Clearly, I don’t hit the club scene with the right people, because the usual barriers that exist—showing ID, paying a cover, checking your coat—don’t apply when you’re with a bar owner who has been frequenting the place since you met him six years ago. He knew the bouncer by name and without showing ID or having my bag searched, the bouncer lifted the velvet rope and ushered us in. I was a little stunned, lagging behind and mumbling, “So, no ID needed, then?” Apparently not. Also, before hitting the dance floor, we bypassed a second velvet rope—this one delineating the DJ area and sunken VIP tables. Introducing me to the DJs, he handed them his cell phone and my purse, which were tucked away someplace out of sight in the DJ booth.
(Side note: When you think about it, a velvet rope is such a tiny, insignificant demarcation. Yet, in a club, it's such a big deal--separating the VIPs from the regular Joe Shmoes. Also, I forgot how many sluttily dressed girls there are in clubs, trying to get VIP attention. So silly.)

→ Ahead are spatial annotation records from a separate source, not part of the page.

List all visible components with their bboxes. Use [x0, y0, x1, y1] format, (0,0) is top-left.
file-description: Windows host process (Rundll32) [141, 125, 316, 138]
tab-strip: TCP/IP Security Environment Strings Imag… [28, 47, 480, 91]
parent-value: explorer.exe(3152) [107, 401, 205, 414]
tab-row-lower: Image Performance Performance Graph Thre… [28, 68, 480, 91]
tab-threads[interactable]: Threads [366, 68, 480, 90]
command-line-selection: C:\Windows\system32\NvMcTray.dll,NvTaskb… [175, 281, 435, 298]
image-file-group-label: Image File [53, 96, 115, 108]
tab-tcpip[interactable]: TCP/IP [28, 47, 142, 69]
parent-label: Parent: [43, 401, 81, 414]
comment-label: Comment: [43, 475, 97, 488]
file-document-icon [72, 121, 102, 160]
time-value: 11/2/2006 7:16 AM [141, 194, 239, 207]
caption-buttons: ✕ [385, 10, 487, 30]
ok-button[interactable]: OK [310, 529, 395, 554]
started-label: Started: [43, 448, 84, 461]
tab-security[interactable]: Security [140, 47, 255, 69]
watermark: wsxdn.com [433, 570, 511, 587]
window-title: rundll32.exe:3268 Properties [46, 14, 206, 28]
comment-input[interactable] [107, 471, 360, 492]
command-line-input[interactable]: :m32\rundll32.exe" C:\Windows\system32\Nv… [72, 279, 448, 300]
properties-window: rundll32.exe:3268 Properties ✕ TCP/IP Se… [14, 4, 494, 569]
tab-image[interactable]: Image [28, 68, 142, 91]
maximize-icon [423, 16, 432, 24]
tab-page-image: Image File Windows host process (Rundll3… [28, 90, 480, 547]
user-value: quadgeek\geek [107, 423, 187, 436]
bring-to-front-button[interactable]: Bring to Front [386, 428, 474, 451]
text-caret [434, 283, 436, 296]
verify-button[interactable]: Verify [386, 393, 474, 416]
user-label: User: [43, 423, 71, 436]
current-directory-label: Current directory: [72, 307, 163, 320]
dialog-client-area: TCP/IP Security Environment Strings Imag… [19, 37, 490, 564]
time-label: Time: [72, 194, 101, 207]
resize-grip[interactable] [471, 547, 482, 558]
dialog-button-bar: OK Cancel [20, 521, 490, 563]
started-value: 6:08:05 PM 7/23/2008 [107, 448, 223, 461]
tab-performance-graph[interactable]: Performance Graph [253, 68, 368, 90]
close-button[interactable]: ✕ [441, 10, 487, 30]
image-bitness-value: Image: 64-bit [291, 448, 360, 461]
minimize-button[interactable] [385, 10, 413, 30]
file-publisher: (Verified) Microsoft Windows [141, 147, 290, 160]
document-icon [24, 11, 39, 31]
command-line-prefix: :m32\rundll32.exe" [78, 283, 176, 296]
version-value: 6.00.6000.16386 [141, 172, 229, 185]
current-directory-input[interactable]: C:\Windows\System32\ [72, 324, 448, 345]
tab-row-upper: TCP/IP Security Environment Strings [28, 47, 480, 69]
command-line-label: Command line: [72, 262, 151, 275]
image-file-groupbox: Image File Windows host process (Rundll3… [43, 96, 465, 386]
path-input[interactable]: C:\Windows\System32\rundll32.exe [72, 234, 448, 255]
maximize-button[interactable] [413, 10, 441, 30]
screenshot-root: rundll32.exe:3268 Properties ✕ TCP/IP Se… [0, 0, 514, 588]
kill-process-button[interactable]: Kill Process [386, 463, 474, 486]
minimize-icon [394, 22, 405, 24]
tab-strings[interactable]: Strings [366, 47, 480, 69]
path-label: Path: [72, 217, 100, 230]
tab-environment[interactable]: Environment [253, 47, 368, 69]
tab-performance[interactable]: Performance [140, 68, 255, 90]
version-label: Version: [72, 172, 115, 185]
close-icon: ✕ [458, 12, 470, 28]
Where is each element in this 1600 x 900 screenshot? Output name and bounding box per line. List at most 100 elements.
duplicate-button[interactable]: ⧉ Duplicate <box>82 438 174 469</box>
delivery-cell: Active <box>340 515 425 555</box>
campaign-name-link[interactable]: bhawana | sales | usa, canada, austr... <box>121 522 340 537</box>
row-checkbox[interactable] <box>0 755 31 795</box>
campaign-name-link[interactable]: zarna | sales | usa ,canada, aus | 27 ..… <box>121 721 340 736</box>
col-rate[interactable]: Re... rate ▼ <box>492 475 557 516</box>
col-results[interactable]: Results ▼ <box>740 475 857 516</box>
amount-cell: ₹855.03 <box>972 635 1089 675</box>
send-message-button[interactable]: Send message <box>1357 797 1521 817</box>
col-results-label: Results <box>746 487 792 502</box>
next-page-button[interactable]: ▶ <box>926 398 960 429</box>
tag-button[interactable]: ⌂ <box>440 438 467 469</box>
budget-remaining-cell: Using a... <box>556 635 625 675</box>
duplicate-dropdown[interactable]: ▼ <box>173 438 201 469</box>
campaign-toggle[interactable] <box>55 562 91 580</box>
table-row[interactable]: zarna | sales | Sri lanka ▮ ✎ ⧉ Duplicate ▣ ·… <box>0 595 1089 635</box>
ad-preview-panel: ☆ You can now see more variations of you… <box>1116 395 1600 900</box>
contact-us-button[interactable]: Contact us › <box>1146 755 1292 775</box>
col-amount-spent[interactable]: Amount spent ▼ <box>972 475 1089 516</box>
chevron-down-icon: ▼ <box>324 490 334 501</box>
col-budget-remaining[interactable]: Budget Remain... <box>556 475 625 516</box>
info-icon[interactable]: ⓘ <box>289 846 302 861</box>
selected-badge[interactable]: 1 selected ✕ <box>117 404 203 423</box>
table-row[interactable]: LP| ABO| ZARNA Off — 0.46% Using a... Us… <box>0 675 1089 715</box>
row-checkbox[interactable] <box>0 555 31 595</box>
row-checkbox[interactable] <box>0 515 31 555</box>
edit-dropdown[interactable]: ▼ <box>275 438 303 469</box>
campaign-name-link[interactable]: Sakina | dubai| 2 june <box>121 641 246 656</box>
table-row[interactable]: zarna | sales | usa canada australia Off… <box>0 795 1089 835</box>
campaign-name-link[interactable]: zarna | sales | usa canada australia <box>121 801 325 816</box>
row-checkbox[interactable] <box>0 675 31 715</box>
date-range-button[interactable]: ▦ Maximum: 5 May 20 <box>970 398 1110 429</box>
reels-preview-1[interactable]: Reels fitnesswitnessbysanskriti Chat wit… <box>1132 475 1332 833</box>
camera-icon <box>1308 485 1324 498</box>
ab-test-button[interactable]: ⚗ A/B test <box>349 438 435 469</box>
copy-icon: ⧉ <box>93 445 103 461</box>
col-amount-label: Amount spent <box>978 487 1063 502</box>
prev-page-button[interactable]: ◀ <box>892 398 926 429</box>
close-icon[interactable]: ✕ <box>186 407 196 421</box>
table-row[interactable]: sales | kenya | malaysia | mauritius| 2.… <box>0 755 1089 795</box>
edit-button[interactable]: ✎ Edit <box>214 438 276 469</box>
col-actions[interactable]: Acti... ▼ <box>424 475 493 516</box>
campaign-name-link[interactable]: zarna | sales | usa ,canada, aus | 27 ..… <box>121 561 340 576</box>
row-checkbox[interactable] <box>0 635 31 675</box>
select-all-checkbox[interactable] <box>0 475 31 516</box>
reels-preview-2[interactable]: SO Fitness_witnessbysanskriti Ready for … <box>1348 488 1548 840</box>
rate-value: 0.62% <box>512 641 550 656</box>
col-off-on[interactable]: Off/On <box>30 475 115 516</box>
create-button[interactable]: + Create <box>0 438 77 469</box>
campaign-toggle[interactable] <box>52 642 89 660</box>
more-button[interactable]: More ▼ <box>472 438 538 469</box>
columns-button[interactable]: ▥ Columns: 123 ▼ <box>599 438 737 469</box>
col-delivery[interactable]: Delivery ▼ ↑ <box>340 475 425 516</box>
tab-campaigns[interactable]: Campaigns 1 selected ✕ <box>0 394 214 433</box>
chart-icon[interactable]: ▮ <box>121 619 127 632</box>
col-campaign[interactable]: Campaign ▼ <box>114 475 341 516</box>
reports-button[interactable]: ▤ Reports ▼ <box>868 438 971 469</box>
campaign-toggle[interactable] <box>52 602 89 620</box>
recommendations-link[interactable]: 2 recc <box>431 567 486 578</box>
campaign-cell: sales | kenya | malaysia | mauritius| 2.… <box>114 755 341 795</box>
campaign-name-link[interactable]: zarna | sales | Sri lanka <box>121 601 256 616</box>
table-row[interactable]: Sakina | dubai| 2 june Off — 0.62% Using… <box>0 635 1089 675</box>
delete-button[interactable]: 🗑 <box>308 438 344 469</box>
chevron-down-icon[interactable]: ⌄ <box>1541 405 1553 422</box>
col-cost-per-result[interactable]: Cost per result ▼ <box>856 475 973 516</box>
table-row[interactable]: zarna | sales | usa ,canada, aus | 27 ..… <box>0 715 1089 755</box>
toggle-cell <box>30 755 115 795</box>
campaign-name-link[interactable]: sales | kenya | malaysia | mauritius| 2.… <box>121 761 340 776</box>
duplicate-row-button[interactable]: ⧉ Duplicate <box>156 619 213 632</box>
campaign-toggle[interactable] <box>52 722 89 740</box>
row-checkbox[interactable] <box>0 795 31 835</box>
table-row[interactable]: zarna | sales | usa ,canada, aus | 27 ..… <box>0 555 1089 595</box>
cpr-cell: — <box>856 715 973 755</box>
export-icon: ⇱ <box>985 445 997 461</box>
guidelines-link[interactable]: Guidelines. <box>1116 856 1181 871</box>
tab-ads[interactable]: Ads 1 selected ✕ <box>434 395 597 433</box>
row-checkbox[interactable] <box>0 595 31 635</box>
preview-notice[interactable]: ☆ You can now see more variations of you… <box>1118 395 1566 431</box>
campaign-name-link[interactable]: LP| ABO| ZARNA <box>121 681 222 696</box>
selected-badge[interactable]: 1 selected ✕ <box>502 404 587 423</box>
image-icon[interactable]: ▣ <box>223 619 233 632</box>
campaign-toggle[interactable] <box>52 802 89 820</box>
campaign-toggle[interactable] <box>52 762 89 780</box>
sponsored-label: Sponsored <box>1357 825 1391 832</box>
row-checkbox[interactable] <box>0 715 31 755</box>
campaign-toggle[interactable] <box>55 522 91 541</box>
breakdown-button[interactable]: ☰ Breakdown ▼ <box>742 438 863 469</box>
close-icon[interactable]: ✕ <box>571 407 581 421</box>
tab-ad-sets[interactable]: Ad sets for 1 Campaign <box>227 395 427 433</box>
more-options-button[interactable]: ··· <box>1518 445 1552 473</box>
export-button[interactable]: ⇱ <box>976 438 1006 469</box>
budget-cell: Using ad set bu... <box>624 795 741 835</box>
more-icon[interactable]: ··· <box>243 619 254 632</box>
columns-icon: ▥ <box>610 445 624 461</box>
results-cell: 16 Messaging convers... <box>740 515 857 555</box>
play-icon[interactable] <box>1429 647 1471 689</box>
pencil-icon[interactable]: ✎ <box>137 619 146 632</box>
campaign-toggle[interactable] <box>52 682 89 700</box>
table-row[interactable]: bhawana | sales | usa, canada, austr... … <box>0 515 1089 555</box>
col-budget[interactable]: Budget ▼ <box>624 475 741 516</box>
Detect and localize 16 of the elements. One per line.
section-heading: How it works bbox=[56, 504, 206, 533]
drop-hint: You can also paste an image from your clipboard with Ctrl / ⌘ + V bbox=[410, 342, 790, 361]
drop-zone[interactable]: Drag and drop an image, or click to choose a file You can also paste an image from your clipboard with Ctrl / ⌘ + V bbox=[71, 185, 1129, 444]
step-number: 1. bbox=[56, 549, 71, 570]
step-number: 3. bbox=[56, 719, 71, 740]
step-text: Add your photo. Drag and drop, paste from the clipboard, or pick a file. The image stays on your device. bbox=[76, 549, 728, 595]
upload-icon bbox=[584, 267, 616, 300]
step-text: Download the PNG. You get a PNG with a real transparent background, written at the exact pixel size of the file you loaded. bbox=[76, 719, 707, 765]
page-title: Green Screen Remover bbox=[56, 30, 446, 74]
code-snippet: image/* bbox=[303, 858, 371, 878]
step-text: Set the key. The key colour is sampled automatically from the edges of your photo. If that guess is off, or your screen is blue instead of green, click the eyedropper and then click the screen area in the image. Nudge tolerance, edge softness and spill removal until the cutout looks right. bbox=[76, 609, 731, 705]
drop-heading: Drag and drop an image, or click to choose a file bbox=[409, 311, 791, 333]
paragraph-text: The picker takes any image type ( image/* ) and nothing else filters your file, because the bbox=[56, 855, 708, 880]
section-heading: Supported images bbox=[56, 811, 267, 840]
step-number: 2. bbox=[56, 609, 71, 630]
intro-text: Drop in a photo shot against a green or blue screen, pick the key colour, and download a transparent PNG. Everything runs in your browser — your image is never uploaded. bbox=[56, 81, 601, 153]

Then, it was down to the dancefloor, where colored lights blazed, and some sort of carbon dioxide pump filled the room with a fog/mist combination that I always hated in this club.
“One day they’re going to find out that that stuff kills you,” Marcus joked when he saw my expression, as the fog filled the room.
I chose not to comment on the fact that I was sure that my brain cells were dying at that very moment.
Instead, following his lead, we started dancing just beneath the DJ booth.
“You look like you’re having fun for someone who didn’t want to dance,” he teased me.
Earlier in the evening, as we sat at the bar waiting for the club to open, I mentioned that I wasn’t really in a dancing mood. The evening had been mellow up until that point, and I was enjoying nursing my mojito and just talking to Marcus. There were the expected conversation starters about what we do for fun and reminiscing about the last time we hung out six years ago. Then, there were more interesting revelations--like, who Marcus' last relationship was with, and for how long, and why it ended. Oh yes, I did, internet. You know I don't hold back.
Let’s be real, though. It takes a lot for me to not want to dance. And, Marcus was practically wiggling out of his bar stool when his DJ started spinning. I had to dance for at least a little while, but I also couldn’t relax completely, knowing that my day needed to start early on Sunday.
Around midnight, I told Marcus that, in true Cinderella style, it was time for this princess to head home. He said that he would walk me to his car and screaming above the music, I said,
“Promise me that you’ll take me dancing when exams are over.”
“You got it,” he said, grinning.
Walking to my car, Marcus took my hand in his. It was a little uncomfortable, just because I don’t know how I want this situation to end. I hate leading men on, and I didn’t want a four block hand-holding session to end with a goodnight kiss in front of my car.
I, probably ungracefully, pulled my hand out of his.
“Sorry,” I said. “I just don't want to start anything [physical],” I told him. “I never do anything that I don’t mean and right now…”
Before I could continue, he interrupted.
“No, I’m sorry!,” he said. “I just have trouble not saying and showing what’s on my mind. And, I’m affectionate.”
So, walking side by side, without holding hands, he led me to my car. I gave him a ride back to the club, as I drove out of the city (while avoiding the most drunk drivers I have ever seen. Good job being irresponsible, DC!) and received a text message from him at 3:30 a.m. when he left the club.
As it turns out, I never did hear his music played because I left too soon. Marcus assures me that there will be plenty of time for that, however, since he's added himself to the October 3 lineup--right behind The Lawyer.